Trump repeatedly warned us throughout the summer that the elections were about to be rigged - a charge that gained further relevance when the Democrats sought relaxed rules to accept late mail-in ballots and eliminate restrictions to verify ballot signatures against voter rolls. Two weeks before Election Day, 50 former intelligence officers provided cover to President Biden before a national debate that the Hunter Biden laptop was Russian ‘misinformation.’ We now know that the officials' letter was 100% false and paved the way for a Biden victory.
The officials who told Trump that he had lost had repeatedly said to him that if he did better than in 2016, he couldn't lose. And when the results came out, anecdotally, Trump believed he had won. No American President in 180 years had failed to win reelection if he won more votes than the first election. Trump had won 11 million more votes than his 2016 count, for a total of 74 million. [In 2012, Obama handsomely won reelection although he earned 4 million fewer votes than his 2008 total].

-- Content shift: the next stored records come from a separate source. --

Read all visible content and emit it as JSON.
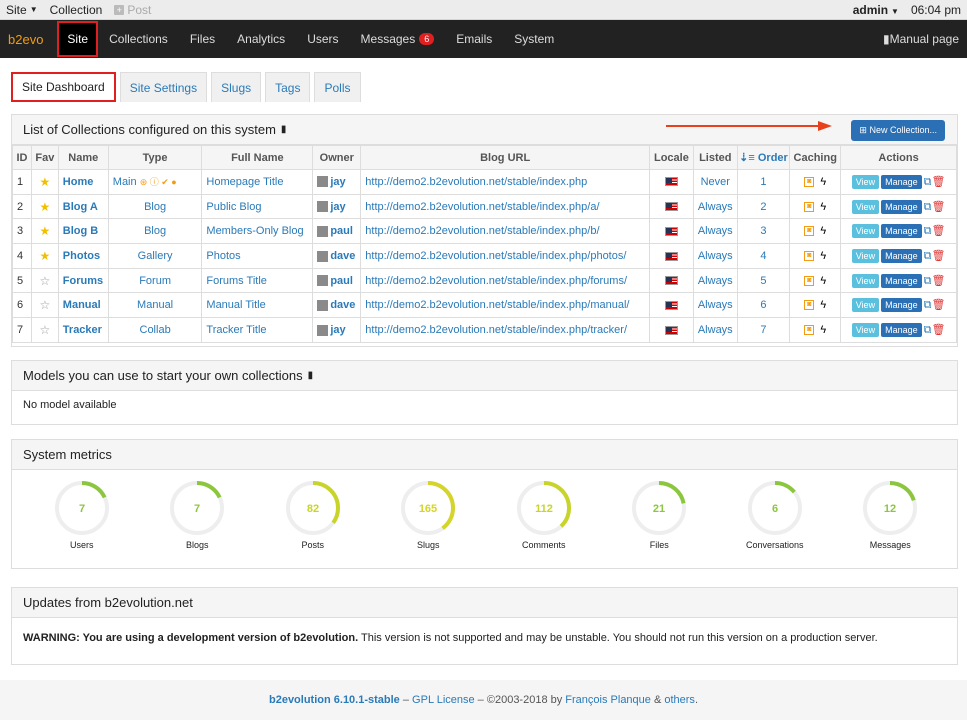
{
  "topbar": {
    "site": "Site",
    "collection": "Collection",
    "post": "Post",
    "user": "admin",
    "time": "06:04 pm"
  },
  "navbar": {
    "brand": "b2evo",
    "items": [
      "Site",
      "Collections",
      "Files",
      "Analytics",
      "Users",
      "Messages",
      "Emails",
      "System"
    ],
    "messages_count": "6",
    "manual": "Manual page"
  },
  "tabs": [
    "Site Dashboard",
    "Site Settings",
    "Slugs",
    "Tags",
    "Polls"
  ],
  "collections": {
    "title": "List of Collections configured on this system",
    "new_button": "New Collection...",
    "headers": [
      "ID",
      "Fav",
      "Name",
      "Type",
      "Full Name",
      "Owner",
      "Blog URL",
      "Locale",
      "Listed",
      "Order",
      "Caching",
      "Actions"
    ],
    "rows": [
      {
        "id": "1",
        "fav": "★",
        "name": "Home",
        "type": "Main",
        "fullname": "Homepage Title",
        "owner": "jay",
        "url": "http://demo2.b2evolution.net/stable/index.php",
        "listed": "Never",
        "order": "1"
      },
      {
        "id": "2",
        "fav": "★",
        "name": "Blog A",
        "type": "Blog",
        "fullname": "Public Blog",
        "owner": "jay",
        "url": "http://demo2.b2evolution.net/stable/index.php/a/",
        "listed": "Always",
        "order": "2"
      },
      {
        "id": "3",
        "fav": "★",
        "name": "Blog B",
        "type": "Blog",
        "fullname": "Members-Only Blog",
        "owner": "paul",
        "url": "http://demo2.b2evolution.net/stable/index.php/b/",
        "listed": "Always",
        "order": "3"
      },
      {
        "id": "4",
        "fav": "★",
        "name": "Photos",
        "type": "Gallery",
        "fullname": "Photos",
        "owner": "dave",
        "url": "http://demo2.b2evolution.net/stable/index.php/photos/",
        "listed": "Always",
        "order": "4"
      },
      {
        "id": "5",
        "fav": "☆",
        "name": "Forums",
        "type": "Forum",
        "fullname": "Forums Title",
        "owner": "paul",
        "url": "http://demo2.b2evolution.net/stable/index.php/forums/",
        "listed": "Always",
        "order": "5"
      },
      {
        "id": "6",
        "fav": "☆",
        "name": "Manual",
        "type": "Manual",
        "fullname": "Manual Title",
        "owner": "dave",
        "url": "http://demo2.b2evolution.net/stable/index.php/manual/",
        "listed": "Always",
        "order": "6"
      },
      {
        "id": "7",
        "fav": "☆",
        "name": "Tracker",
        "type": "Collab",
        "fullname": "Tracker Title",
        "owner": "jay",
        "url": "http://demo2.b2evolution.net/stable/index.php/tracker/",
        "listed": "Always",
        "order": "7"
      }
    ],
    "view_label": "View",
    "manage_label": "Manage"
  },
  "models": {
    "title": "Models you can use to start your own collections",
    "body": "No model available"
  },
  "metrics": {
    "title": "System metrics",
    "items": [
      {
        "value": "7",
        "label": "Users",
        "fill": 0.18,
        "color": "#8cc63f"
      },
      {
        "value": "7",
        "label": "Blogs",
        "fill": 0.18,
        "color": "#8cc63f"
      },
      {
        "value": "82",
        "label": "Posts",
        "fill": 0.35,
        "color": "#c8d42a"
      },
      {
        "value": "165",
        "label": "Slugs",
        "fill": 0.4,
        "color": "#d4d42a"
      },
      {
        "value": "112",
        "label": "Comments",
        "fill": 0.38,
        "color": "#c8d42a"
      },
      {
        "value": "21",
        "label": "Files",
        "fill": 0.22,
        "color": "#8cc63f"
      },
      {
        "value": "6",
        "label": "Conversations",
        "fill": 0.14,
        "color": "#8cc63f"
      },
      {
        "value": "12",
        "label": "Messages",
        "fill": 0.2,
        "color": "#8cc63f"
      }
    ]
  },
  "updates": {
    "title": "Updates from b2evolution.net",
    "warning_bold": "WARNING: You are using a development version of b2evolution.",
    "warning_rest": " This version is not supported and may be unstable. You should not run this version on a production server."
  },
  "footer": {
    "version": "b2evolution 6.10.1-stable",
    "dash1": " – ",
    "license": "GPL License",
    "copy": " – ©2003-2018 by ",
    "author": "François Planque",
    "amp": " & ",
    "others": "others",
    "dot": "."
  }
}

A Fox News poll released in December 2020 found that 77 percent of Trump voters - some 56 million - thought the election had been stolen. Nearly every court that dismissed Trump's post-election challenges relied on technical grounds but never examined the underlying election processes. In criminal law, intent is a powerful concept. No jury can find Trump guilty if he genuinely thought he had won.
Trump is leading the Republican field by nearly 40 points in a recent TIPP Poll, and is likely to win the GOP nomination. In a Messenger/Harris poll, Trump led Biden 46%-42%.
Little wonder the high school valedictorian is trying to save his teacher's skin from the insult of being a disastrous one-termer.